…such was the judgement of Sergius of Constantinople on the monoenergist controversy. I don’t want to argue the rightness or wrongness of Sergius’ case here, but reflect on a more recent discussion.
There is little doubt that Stuart Townend is one of our more gifted writers of worship music at present. His masterpiece thus far is probably ‘In Christ Alone’, which succeeds in offering a full and striking re-telling of the narrative of salvation in four stanzas (I also like his ‘From the Squalor of a Borrowed Stable’, in a similar vein, and unjustly unknown, in my opinion). One phrase in the lyric, however, has achieved a certain level of controversy, and become something of a touchstone in popular-level debates over penal substitution. As almost always in these debates, I end up convinced that both sides are equally wrong.
‘And on that cross as Jesus died / The wrath of God was satisfied’. Now, it seems to me that theology needs some concept of divine wrath, whatever that might look like – it’s a rather too common biblical motif to be merely swept under the carpet. ‘Satisfaction’ is a less immediately biblical term (the underlying Lt terms satisfactio, &c. occur about three times in the Vulgate, but never in a sense to do with the atonement, as far as I can see), and of course a little controversial just now. And so a debate arose, was this line appropriate, or not, and the battle-lines seemed to be clear: if you supported penal substitution, this was a clear and lucid expression of the gospel, if you didn’t, this was a dangerous distortion.
But … surely the primary problem with this line is not theology, but grammar? If I had any idea what it meant, I could come to a theological judgement about it, but as written, it verges on nonsense. I can see no meaning of the two words ‘wrath’ and ‘satisfy’ that allows them to be combined like this – and that is not a theological judgement, it is a grammatical one, informed by nothing more (and nothing less) than the OED.
To ‘satisfy,’ I discover there, has several meanings. They cluster around the sense of an obligation being fulfilled. Thus, in atonement theology, we speak of Christ making satisfaction in terms of paying a debt, or suffering a required penalty, and so justice is satisfied. ‘Wrath,’ however, cannot be construed as an obligation; it is an attitude. As such, wrath might be appeased or averted or mollified or changed – the former pair being more theologically interesting than the latter pair – it cannot be satisfied in any meaningful sense of that term.

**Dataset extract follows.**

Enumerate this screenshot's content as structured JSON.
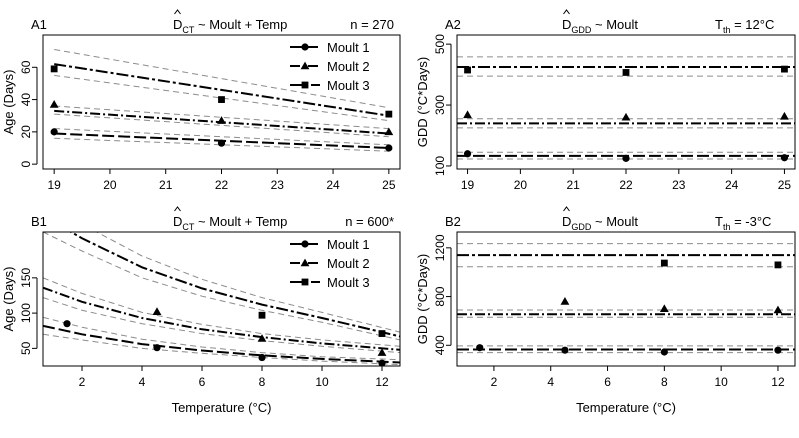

Of course, we might claim with sense ‘At the cross, God’s justice was satisfied, and so God’s wrath was averted.’ That may or may not be good theology, but it at least means something. But ‘wrath’ cannot be ‘satisfied,’ if the two words retain any recongisable meaning.
This does not make ‘In Christ Alone’ a bad song – it remains quite excellent in my view, with a problem in one line. (Compare ‘Rock of Ages’: Toplady wrote ‘When my eye-strings break in death’ in the third staza; various editors have tried to find a better version, recognising that the high standard of poetry exhibited elsewhere in the hymn dips on this line; it remains a truly great hymn.) As with ‘Rock of Ages’, the various attempts to rewrite the hymn have found no happy solution (I hear that Tom Wright suggested ‘The love of God is satisfied,’ which is a concept I can just about make sense of, and am completely horrified by: somewhere near the heart of the gospel is the conviction that God’s love is never satisfied!) However, I think the debate, and the misconstrual of the line, on both sides of it, is indicative of a common and unhelpful entanglement in recent evangelical discussions over the atonement.
It seems to me clear that belief in God’s wrath, and belief in penal substitution, are logically distinct ideas, with no mutual entailment. This simple point has been missed on both sides of the debate, and much confusion has arisen as a result. God may be full of wrath towards sinners until atonement is made, but that atonement be made in a hundred non-penal ways. More strikingly, attitudes of wrath have no place in a law-court. Judges are not called to be angry with offenders, but to dispense impartial justice. If we narrate the atonement in penal terms, it is actually rather important to bracket or exclude God’s wrath for the story to make sense – but I’ve written about this elsewhere, in a couple of published defences of penal substitution.
Of course, it happens that most people who choose to narrate the atonement in penal substitutionary terms also choose to emphasise an account of God’s wrath; there is, however, no logical entailment here: the two ideas are seperable, and arguably push in different directions.